Kamis, 11 Januari 2018

Pengembangan Kurikulum Berbasis Soft Skill

A.    PENDAHULUAN
Kurikulum merupakan salah satu alat untuk mencapai tujuan pendidikan, sekaligus merupakan pedoman dalam pelaksanaan pembelajaran pada semua jenis dan pendidikan. Kurikulum harus sesuai dengan falsafah dan dasar Negara yaitu pancasila dan UUD 1945 yang menggambarkan pandangan hidup suatu bangsa. Melihat dari pengertiannya kurikulum merupakan jarak yang harus ditempuh untuk mencapai tujuan. Dalam hal ini kurikulum berasal dari bahasa olahraga yang mengandung arti pelari yang menempuh jarak dari garis start sampai finish.[1]
Kurikulum merupakan salah satu komponen yang memiliki peran penting dalam pendidikan, sebab dalam kurikulum bukan hanya dirumuskan tentang tujuan yang harus dicapai sehingga memperjelas arah pendidikan, akan tetapi juga akan memberikan pemahaman tentang pengalaman belajar yang harus dimiliki oleh setiap siswa. Oleh karenaa begitu pentingnya fungsi dan peran kurikulum, maka setiap pengembangan kurikulum pada jenjang manapun harus didasarkan pada asas-asas tertentu. Pengembangan kurikulum pada hakekatnya adalah proses penyusunan rencana tentang isi dan bahan pelajaran yang harus dipelajari serta bagaimana cara mempelajarinya. Kurikulum mempunyai hubungan erat dengan teori pendidikan. Kurikulum disusun mengacu pada satu atau beberapa teori kurikulum, dan teori kurikulum diturunkan atau dijabarkan dari teori pendidikan tertentu. Kurikulum dapat dipandang sebagai rencana konkret penerapan teori pendidikan.[2]
Dalam memngembangkan kurikulum tentunya tidak secara spontan dikembangkan tetapi harus mempunyai pendekatan dan model yang digunakan dalam mengembangkan kurikulum.Dengan demikian dalam pembahasan makalah ini kami menbahas tentang pengembangan kurikulum berbasis soft skill.


B.     RUMUSAN MASALAH
1.      Apakah pengertian soft skill?
2.      Bagaimana soft skill dalam dunia pendidikan?
3.      Bagaimanakah pengembangan kurikulum berbasis soft skill?
C.    PEMBAHASAN
1.      Pengertian soft skill
Soft skills merupakan keterampilan dan kecakapan hidup, baik untuk sendiri, berkelompok, atau bermasyarakat, serta dengan Sang Pencipta. Dengan mempunyai soft skills membuat keberadaan seseorang akan semakin terasa di tengah masyarakat. Keterampilan akan berkomunikasi, keterampilan emosional, keterampilan berbahasa, keterampilan berkelompok, memiliki etika dan moral, santun dan keterampilan spiritual.[3]

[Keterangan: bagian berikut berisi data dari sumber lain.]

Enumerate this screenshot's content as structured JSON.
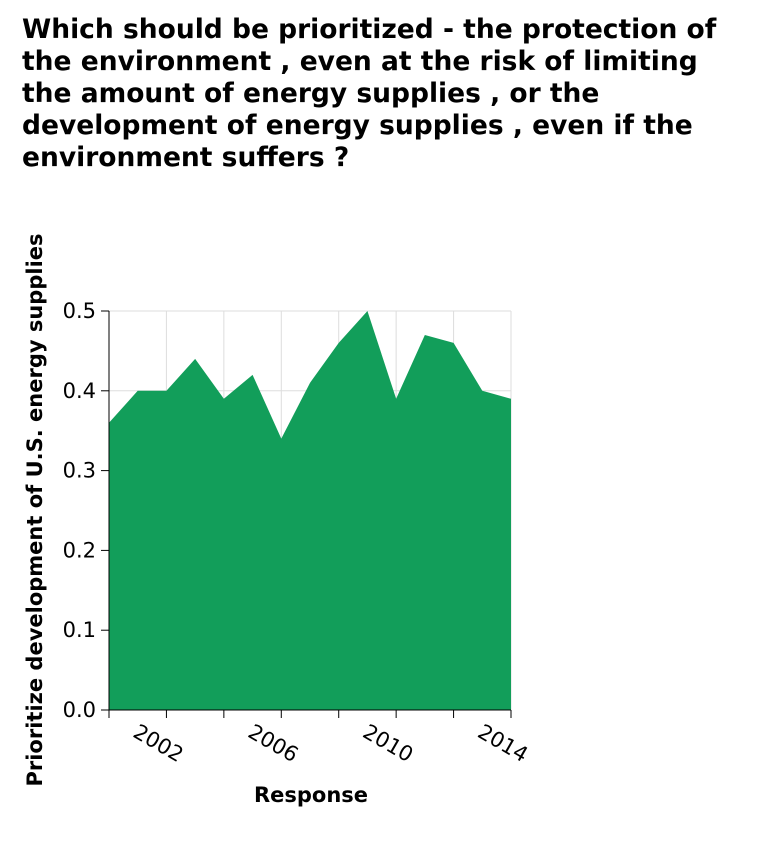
{
  "chart_data": {
    "type": "area",
    "title": "Which should be prioritized - the protection of the environment , even at the risk of limiting the amount of energy supplies , or the development of energy supplies , even if the environment suffers ?",
    "xlabel": "Response",
    "ylabel": "Prioritize development of U.S. energy supplies",
    "x": [
      2001,
      2002,
      2003,
      2004,
      2005,
      2006,
      2007,
      2008,
      2009,
      2010,
      2011,
      2012,
      2013,
      2014,
      2015
    ],
    "values": [
      0.36,
      0.4,
      0.4,
      0.44,
      0.39,
      0.42,
      0.34,
      0.41,
      0.46,
      0.5,
      0.39,
      0.47,
      0.46,
      0.4,
      0.39
    ],
    "xticks": [
      2002,
      2006,
      2010,
      2014
    ],
    "xtick_labels": [
      "2002",
      "2006",
      "2010",
      "2014"
    ],
    "yticks": [
      0.0,
      0.1,
      0.2,
      0.3,
      0.4,
      0.5
    ],
    "ytick_labels": [
      "0.0",
      "0.1",
      "0.2",
      "0.3",
      "0.4",
      "0.5"
    ],
    "xlim": [
      2001,
      2015
    ],
    "ylim": [
      0,
      0.5
    ],
    "grid": true,
    "fill_color": "#129e5a",
    "grid_color": "#dddddd"
  }
}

Soft skill yaitu semua sifat yang menyebabkan berfungsinya hard skills yang dimiliki. Soft skills dapat menentukan arah pemanfaatan hard skills. Jika seseorang memilikinya dengan baik, maka ilmu dan keterampilan yang dikuasainya dapat mendatangkan kesejahteraan dan kenyamanan bagi pemiliknya dan lingkungannya. Sebaliknya, jika seseorang tidak memiliki soft skills yang baik, maka hard skills dapat membahayakan diri sendiri dan orang lain.[4]

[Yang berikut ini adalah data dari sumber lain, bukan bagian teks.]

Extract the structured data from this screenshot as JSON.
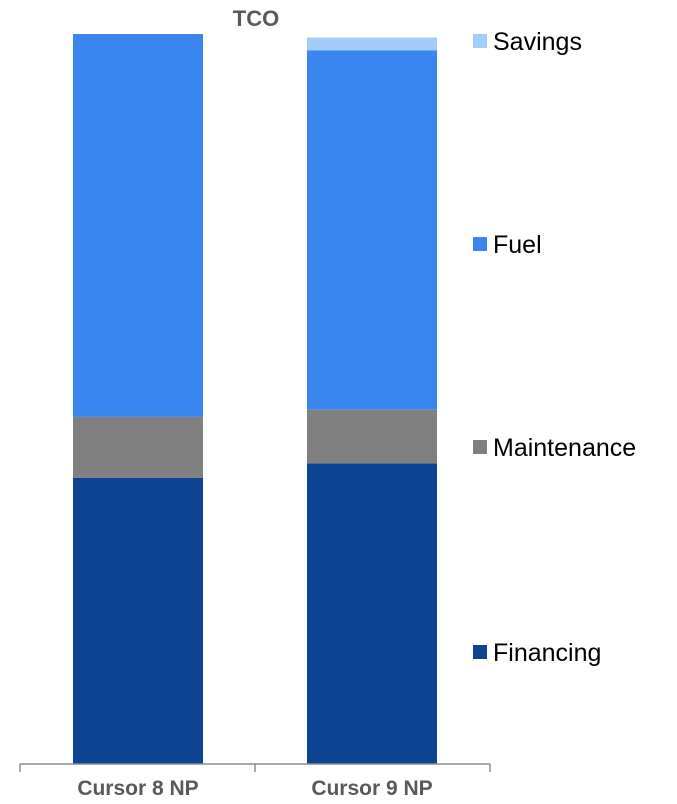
{
  "chart_data": {
    "type": "bar",
    "stacked": true,
    "title": "TCO",
    "xlabel": "",
    "ylabel": "",
    "categories": [
      "Cursor 8 NP",
      "Cursor 9 NP"
    ],
    "series": [
      {
        "name": "Financing",
        "color": "#0C4393",
        "values": [
          40,
          42
        ]
      },
      {
        "name": "Maintenance",
        "color": "#808080",
        "values": [
          8.5,
          7.5
        ]
      },
      {
        "name": "Fuel",
        "color": "#3A86EE",
        "values": [
          53.5,
          50.2
        ]
      },
      {
        "name": "Savings",
        "color": "#A3CCF8",
        "values": [
          0,
          1.8
        ]
      }
    ],
    "ylim": [
      0,
      102
    ],
    "grid": false,
    "legend_position": "right",
    "legend_order": [
      "Savings",
      "Fuel",
      "Maintenance",
      "Financing"
    ]
  }
}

Soft skills merupakan komplemen dari hard skills. Jenis keterampilan ini merupakan bagian dari kecerdasan intelektual seseorang, dan sering dijadikan syarat unutk memperoleh jabatan atau pekerjaan tertentu[5]. Aribowo sebagaimana dikutip oleh Illah Sailah menyebutkan: Soft skills adalah keterampilan seseorang dalam berhubungan dengan orang lain (termasuk dengan dirinya sendiri). Atribut soft skills, dengan demikian meliputi nilai yang dianut, motivasi, perilaku, kebiasaan, karakter dan sikap. Atribut soft skills ini dimiliki oleh setiap orang dengan kadar yang berbeda-beda, dipengaruhi oleh kebiasaan berfikir, berkata, bertindak dan bersikap. Namun, atribut ini dapat berubah jika yang bersangkutan mau merubahnya dengan cara berlatih membiasakan diri dengan hal-hal yang baru.[6]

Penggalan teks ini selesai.